In the absence of further information, I would agree that a reduction in the Canadian radon guideline is justified. I would suggest a two-tier recommendation with 400 Bq/m3 for existing houses and 200 Bq/m3 for new construction, but only after a cost-benefit analysis based on years of life saved.
Response:
The Working Group considered the option of a two-tier recommendation, as suggested by the reviewer, but settled on a single guideline value of 200 Bq/m3 for all dwellings. Experience has shown that this level can be readily achieved with current remediation methods in most buildings. Furthermore, the designation of two levels creates confusion in the public mind as to what is an acceptable level of radon in a home.
Page iv, Rationale 1. Recent scientific evidence...
I would suggest a slightly more conservative statement than "measurable risk of lung cancer at radon levels as low as 100 Bq/m3". Darby et al. had twice as many cases and nearly three times as many controls as Krewski et al. but limited their conclusion to "the dose-response seemed linear with no evidence of a threshold, and a significant relation remained ...below 200 Bq/m3". While the trend is clear in both studies, even at 200 Bq/m3 the lower confidence limits on the relative risk are below 1.0. The preponderance of cases (and controls) in both studies is in the region below 100 Bq/m3 where it is becoming increasingly difficult to distinguish from background. Therefore, I recommend that Darby's wording be used.
Response:
The point is well taken and Darby's more cautious wording will be used in the final version of the report.

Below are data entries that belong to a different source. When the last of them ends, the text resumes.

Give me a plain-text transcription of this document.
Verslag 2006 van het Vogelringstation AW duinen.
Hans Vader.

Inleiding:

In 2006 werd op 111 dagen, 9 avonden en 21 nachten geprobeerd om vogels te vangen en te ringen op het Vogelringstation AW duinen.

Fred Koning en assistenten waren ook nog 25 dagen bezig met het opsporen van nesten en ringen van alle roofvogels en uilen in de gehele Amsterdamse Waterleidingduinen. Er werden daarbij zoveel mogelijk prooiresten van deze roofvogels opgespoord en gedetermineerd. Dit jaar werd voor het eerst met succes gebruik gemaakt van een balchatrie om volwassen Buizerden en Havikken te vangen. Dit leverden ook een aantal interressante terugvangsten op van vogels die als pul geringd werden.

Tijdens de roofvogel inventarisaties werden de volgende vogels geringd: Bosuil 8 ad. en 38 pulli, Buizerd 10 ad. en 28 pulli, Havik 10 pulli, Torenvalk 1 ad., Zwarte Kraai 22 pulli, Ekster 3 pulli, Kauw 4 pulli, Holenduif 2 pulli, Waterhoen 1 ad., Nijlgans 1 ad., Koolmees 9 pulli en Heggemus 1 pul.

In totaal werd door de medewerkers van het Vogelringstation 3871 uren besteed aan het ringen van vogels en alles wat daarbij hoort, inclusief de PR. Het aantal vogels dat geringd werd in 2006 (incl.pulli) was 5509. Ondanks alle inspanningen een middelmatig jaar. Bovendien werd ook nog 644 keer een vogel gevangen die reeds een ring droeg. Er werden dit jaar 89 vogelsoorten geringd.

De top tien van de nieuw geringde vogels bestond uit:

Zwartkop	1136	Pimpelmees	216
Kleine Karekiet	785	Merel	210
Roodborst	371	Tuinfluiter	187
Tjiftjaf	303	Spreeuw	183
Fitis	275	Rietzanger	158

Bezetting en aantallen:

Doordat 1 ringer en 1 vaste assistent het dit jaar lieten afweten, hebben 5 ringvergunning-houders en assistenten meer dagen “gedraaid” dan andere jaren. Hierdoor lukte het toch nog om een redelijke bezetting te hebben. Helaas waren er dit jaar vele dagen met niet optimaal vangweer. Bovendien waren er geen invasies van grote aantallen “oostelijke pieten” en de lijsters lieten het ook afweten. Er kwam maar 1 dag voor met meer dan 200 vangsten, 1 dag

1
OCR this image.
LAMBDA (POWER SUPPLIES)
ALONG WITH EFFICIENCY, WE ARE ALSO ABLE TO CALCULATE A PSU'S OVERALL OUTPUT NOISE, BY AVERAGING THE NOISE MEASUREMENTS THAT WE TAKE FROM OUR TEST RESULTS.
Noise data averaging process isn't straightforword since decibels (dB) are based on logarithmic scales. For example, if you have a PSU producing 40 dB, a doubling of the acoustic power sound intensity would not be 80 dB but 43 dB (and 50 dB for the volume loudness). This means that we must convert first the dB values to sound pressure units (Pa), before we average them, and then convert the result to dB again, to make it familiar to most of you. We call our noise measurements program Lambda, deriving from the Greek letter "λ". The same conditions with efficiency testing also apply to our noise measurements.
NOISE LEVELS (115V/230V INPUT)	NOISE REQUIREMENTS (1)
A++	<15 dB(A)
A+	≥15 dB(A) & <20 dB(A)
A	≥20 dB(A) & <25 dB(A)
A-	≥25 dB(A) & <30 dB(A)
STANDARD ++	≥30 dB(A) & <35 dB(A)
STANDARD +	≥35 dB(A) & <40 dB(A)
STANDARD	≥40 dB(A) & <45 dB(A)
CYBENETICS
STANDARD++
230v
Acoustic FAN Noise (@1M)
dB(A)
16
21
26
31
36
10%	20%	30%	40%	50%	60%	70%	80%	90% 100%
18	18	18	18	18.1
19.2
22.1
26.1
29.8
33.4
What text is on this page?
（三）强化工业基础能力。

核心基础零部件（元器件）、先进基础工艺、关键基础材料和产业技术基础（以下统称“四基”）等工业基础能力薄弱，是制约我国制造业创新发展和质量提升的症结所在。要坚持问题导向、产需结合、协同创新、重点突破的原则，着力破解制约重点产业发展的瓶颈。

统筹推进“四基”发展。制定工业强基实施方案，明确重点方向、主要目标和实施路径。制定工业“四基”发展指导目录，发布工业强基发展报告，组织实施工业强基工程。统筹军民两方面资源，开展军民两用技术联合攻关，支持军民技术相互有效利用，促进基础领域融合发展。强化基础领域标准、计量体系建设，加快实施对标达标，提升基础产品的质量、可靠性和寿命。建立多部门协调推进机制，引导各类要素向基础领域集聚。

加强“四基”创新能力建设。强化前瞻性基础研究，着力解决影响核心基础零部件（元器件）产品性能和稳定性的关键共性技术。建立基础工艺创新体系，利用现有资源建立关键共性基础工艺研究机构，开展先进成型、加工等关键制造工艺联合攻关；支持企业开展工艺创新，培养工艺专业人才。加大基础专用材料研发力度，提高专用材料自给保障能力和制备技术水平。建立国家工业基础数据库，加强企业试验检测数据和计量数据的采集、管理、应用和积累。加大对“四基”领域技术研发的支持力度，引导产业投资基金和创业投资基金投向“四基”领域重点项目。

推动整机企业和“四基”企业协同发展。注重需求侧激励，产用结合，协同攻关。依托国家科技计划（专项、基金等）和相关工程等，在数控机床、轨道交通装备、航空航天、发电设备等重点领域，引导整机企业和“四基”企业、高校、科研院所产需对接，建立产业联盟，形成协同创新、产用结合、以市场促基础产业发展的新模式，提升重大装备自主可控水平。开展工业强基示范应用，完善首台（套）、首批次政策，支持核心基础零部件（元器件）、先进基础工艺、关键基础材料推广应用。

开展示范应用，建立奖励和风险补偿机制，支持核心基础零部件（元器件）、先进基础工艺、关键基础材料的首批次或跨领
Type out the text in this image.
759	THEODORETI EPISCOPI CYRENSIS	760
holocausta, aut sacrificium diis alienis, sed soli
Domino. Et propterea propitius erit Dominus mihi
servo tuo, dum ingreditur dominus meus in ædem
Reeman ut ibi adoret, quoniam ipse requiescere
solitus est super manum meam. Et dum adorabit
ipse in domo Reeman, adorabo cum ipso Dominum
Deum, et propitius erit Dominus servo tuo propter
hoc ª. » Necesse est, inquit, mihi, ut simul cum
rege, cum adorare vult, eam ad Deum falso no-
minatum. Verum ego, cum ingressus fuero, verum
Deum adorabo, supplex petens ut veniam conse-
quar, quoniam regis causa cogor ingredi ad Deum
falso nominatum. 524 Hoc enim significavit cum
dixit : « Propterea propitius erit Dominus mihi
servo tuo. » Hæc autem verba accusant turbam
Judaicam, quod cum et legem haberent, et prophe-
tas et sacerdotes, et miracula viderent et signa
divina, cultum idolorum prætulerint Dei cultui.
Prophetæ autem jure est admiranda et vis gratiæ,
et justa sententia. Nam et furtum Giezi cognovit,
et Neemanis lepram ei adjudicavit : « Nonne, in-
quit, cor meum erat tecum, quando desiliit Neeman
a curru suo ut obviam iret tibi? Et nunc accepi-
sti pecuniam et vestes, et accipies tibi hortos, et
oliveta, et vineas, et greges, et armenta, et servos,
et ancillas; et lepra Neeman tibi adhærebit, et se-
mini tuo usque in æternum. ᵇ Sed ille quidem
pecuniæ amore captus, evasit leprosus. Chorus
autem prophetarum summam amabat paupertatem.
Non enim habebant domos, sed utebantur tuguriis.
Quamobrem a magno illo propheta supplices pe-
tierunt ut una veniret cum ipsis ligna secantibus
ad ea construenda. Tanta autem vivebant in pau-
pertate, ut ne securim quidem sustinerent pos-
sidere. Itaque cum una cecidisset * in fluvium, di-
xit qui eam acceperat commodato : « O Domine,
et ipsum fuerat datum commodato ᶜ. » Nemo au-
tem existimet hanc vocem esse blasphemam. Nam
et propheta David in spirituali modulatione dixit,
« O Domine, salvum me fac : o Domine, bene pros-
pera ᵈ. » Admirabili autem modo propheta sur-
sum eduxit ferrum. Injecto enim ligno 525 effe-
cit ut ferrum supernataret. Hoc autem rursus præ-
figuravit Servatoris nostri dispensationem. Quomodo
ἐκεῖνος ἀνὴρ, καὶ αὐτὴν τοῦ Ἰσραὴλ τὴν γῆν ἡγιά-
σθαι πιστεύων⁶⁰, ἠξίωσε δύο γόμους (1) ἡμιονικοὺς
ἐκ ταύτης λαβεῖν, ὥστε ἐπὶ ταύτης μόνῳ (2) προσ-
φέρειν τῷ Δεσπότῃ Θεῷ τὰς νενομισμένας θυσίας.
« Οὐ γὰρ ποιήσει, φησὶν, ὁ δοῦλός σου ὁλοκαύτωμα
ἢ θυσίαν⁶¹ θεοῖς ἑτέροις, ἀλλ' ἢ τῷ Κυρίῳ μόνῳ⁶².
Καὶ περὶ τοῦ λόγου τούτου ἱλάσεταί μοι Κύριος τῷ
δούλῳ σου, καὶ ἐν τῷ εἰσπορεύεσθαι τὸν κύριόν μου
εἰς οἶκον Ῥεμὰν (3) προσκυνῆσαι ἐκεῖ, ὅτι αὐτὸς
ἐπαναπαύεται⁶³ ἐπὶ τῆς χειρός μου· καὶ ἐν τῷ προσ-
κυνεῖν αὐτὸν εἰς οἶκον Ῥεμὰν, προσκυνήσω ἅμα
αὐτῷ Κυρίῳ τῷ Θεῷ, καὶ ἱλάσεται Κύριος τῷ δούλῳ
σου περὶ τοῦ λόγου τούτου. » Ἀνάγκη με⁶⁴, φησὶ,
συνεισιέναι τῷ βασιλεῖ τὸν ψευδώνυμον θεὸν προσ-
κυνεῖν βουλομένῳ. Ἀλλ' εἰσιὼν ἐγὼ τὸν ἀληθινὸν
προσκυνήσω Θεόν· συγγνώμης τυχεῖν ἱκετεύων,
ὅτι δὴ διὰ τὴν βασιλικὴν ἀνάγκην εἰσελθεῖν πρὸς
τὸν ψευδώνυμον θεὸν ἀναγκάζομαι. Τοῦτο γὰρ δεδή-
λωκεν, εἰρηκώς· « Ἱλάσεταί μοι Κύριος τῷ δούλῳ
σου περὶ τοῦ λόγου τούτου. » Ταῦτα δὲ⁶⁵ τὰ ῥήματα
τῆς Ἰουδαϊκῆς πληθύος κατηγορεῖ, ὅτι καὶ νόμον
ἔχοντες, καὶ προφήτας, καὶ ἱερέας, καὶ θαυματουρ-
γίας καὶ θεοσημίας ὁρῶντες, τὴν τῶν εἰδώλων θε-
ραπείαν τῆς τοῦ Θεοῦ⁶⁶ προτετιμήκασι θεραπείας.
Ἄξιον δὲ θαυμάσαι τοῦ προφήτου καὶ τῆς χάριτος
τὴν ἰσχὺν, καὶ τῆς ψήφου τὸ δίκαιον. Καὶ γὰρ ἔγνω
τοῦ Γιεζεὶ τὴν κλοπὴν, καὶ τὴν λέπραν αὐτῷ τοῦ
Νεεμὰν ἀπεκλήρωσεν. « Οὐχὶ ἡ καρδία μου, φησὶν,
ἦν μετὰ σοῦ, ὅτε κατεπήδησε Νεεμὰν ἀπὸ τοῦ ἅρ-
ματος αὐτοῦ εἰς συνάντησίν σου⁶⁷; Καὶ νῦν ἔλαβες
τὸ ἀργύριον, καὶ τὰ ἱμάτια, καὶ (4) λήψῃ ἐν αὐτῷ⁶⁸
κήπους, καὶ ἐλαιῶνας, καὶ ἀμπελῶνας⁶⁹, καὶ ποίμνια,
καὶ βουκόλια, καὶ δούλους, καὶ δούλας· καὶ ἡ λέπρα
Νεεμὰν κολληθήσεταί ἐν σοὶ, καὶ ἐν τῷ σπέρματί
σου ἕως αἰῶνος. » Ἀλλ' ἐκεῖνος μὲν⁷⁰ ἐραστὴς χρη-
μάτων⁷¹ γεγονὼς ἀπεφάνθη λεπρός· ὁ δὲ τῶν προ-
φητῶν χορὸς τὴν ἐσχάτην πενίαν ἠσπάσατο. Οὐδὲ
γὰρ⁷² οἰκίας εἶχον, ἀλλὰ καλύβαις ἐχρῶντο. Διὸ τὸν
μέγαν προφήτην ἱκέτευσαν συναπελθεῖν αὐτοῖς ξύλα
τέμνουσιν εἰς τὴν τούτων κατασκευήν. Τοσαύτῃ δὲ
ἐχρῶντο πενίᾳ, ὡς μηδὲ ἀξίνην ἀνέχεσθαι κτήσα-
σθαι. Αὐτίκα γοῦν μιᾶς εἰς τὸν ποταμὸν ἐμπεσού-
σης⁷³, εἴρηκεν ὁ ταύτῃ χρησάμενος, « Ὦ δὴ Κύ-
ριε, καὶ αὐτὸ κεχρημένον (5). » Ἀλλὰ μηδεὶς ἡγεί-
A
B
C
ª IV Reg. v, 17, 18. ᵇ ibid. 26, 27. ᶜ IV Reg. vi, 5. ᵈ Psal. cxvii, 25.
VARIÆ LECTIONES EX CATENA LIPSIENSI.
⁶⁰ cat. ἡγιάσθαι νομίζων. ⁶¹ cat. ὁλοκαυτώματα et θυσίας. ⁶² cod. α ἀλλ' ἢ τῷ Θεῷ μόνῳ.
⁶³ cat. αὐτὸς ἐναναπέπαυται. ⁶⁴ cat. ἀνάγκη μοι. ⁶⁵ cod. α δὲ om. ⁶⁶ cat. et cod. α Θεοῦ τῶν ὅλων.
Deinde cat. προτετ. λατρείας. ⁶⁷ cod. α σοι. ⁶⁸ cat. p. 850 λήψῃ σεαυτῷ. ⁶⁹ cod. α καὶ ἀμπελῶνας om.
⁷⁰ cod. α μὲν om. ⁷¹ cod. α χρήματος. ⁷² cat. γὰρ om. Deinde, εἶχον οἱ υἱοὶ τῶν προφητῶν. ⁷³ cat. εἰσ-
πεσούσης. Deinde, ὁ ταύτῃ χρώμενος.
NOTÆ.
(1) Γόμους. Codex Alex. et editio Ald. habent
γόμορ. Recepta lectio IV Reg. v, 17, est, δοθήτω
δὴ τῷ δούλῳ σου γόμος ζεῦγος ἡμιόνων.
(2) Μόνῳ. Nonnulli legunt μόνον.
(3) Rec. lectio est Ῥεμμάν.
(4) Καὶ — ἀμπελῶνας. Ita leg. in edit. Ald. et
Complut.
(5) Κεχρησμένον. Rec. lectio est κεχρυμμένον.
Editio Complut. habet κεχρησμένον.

Page iv, Rationale 2. Harmonization...
While harmonization with international guidelines and practices may be a good ideal, it may not always be practical. When I look at the list of countries in Figure 2.0, I am reminded of a criticism that is often leveled at Canadians - that we are profligate users of energy. A major reason for that is our climate. We require better sealing of our houses, with heating systems in use longer than almost all of the countries in the table. Even the Scandinavian countries are warmer than Canada because the warm Gulf Stream curls north and east after it passes the British Isles. The three countries with the highest radon guidelines are Switzerland, Canada and Russia. Russia has a similar climate to Canada. I have no data at hand on Switzerland, but because of its high elevation, it may have similar heating requirements. For the rest of the countries, a lower radon guideline does not represent nearly as much of an economic burden as it does for Canada. Since we do not have an infinite supply of money, we must do cost-benefit analysis to determine how best to spend our money for health benefits. Hence, citing international harmonization without cost considerations cannot be used as a justification for the radon guideline.
Response:
Surveys carried out to date indicate that the distribution of radon concentrations in Canadian homes is about the same as in the U.S., where heating requirements are presumed to be less. Radon testing and mitigation costs in the two countries are comparable. Although more detailed studies might indicate small differences in the costs of a radon program, it is difficult to see how this could justify a higher radon guideline.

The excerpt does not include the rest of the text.